But then Wheeler irritated the ethanol industry just a few days after announcing the E15 rule change, when he granted five new RFS waivers to refiners. Ethanol supporters who cheered the E15 change complained that the waivers let refiners off the hook.
Neil Koehler, CEO of Pacific Ethanol, and chairman of the Renewable Fuels Association stated:
If on the one hand you are allowing this additional market access by removing an arbitrary barrier, and on the other hand you’re destroying demand through inappropriate granting of a mass number of small refinery exemptions that arguably will interfere with the growth of the higher blends. It’s important that both get addressed.”

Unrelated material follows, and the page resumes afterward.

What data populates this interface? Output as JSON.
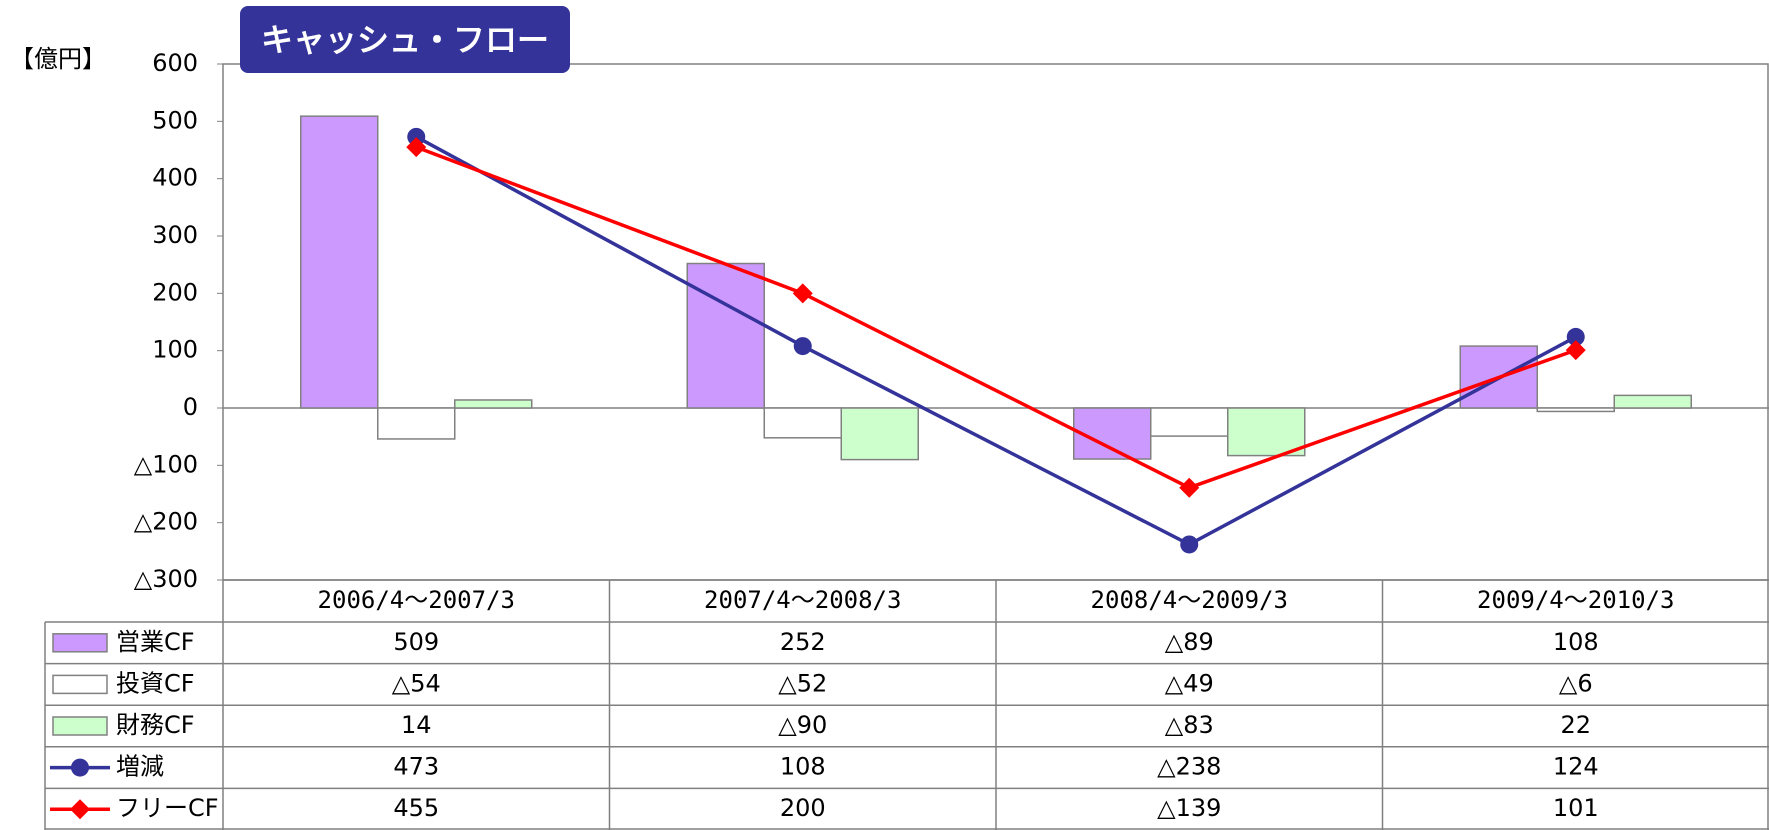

It seems to me that the RFS quotas are at least as arbitrary as the 10% barrier was, so what the ethanol industry really seeks is that refiners are forced to blend at least 10% but allowed to blend more. Refiners, on the other hand, would like to be able to blend any amount they choose based on what economics dictate, even if that means zero ethanol blended.
Iowa Senator Chuck Grassley complained on Twitter that these five “ridiculous RFS waivers” would translate into “nearly a billion bushels of corn demand lost.”

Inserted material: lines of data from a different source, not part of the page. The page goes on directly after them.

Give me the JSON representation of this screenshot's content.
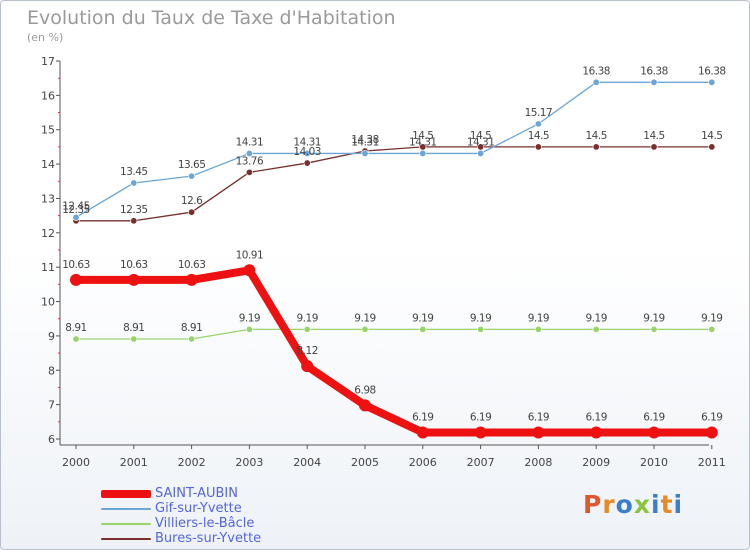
{
  "title": "Evolution du Taux de Taxe d'Habitation",
  "subtitle": "(en %)",
  "logo": {
    "text": "Proxiti",
    "colors": [
      "#e2562d",
      "#e88a26",
      "#3b7fc8",
      "#8bc43f",
      "#3b7fc8",
      "#e88a26",
      "#3b7fc8"
    ]
  },
  "chart_data": {
    "type": "line",
    "title": "Evolution du Taux de Taxe d'Habitation",
    "ylabel": "(en %)",
    "xlabel": "",
    "x": [
      "2000",
      "2001",
      "2002",
      "2003",
      "2004",
      "2005",
      "2006",
      "2007",
      "2008",
      "2009",
      "2010",
      "2011"
    ],
    "ylim": [
      6,
      17
    ],
    "yticks": [
      "6",
      "7",
      "8",
      "9",
      "10",
      "11",
      "12",
      "13",
      "14",
      "15",
      "16",
      "17"
    ],
    "grid": false,
    "legend_position": "bottom-left",
    "series": [
      {
        "name": "SAINT-AUBIN",
        "color": "#ee1111",
        "values": [
          10.63,
          10.63,
          10.63,
          10.91,
          8.12,
          6.98,
          6.19,
          6.19,
          6.19,
          6.19,
          6.19,
          6.19
        ],
        "labels": [
          "10.63",
          "10.63",
          "10.63",
          "10.91",
          "8.12",
          "6.98",
          "6.19",
          "6.19",
          "6.19",
          "6.19",
          "6.19",
          "6.19"
        ]
      },
      {
        "name": "Gif-sur-Yvette",
        "color": "#6aa6d8",
        "values": [
          12.45,
          13.45,
          13.65,
          14.31,
          14.31,
          14.31,
          14.31,
          14.31,
          15.17,
          16.38,
          16.38,
          16.38
        ],
        "labels": [
          "12.45",
          "13.45",
          "13.65",
          "14.31",
          "14.31",
          "14.31",
          "14.31",
          "14.31",
          "15.17",
          "16.38",
          "16.38",
          "16.38"
        ]
      },
      {
        "name": "Villiers-le-Bâcle",
        "color": "#99d46b",
        "values": [
          8.91,
          8.91,
          8.91,
          9.19,
          9.19,
          9.19,
          9.19,
          9.19,
          9.19,
          9.19,
          9.19,
          9.19
        ],
        "labels": [
          "8.91",
          "8.91",
          "8.91",
          "9.19",
          "9.19",
          "9.19",
          "9.19",
          "9.19",
          "9.19",
          "9.19",
          "9.19",
          "9.19"
        ]
      },
      {
        "name": "Bures-sur-Yvette",
        "color": "#7a2e2e",
        "values": [
          12.35,
          12.35,
          12.6,
          13.76,
          14.03,
          14.38,
          14.5,
          14.5,
          14.5,
          14.5,
          14.5,
          14.5
        ],
        "labels": [
          "12.35",
          "12.35",
          "12.6",
          "13.76",
          "14.03",
          "14.38",
          "14.5",
          "14.5",
          "14.5",
          "14.5",
          "14.5",
          "14.5"
        ]
      }
    ]
  }
}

Senator Grassley and other ethanol proponents are angry that EPA is allowing the waivers to reduce the overall blending requirement to below the RFS mandate. They want the RFS requirements to be raised to make up for previous losses due to the waivers.
In following Pruitt, Andrew Wheeler’s EPA seems to have succeeded in angering both the oil industry and the ethanol industry, neither of which is getting everything they want.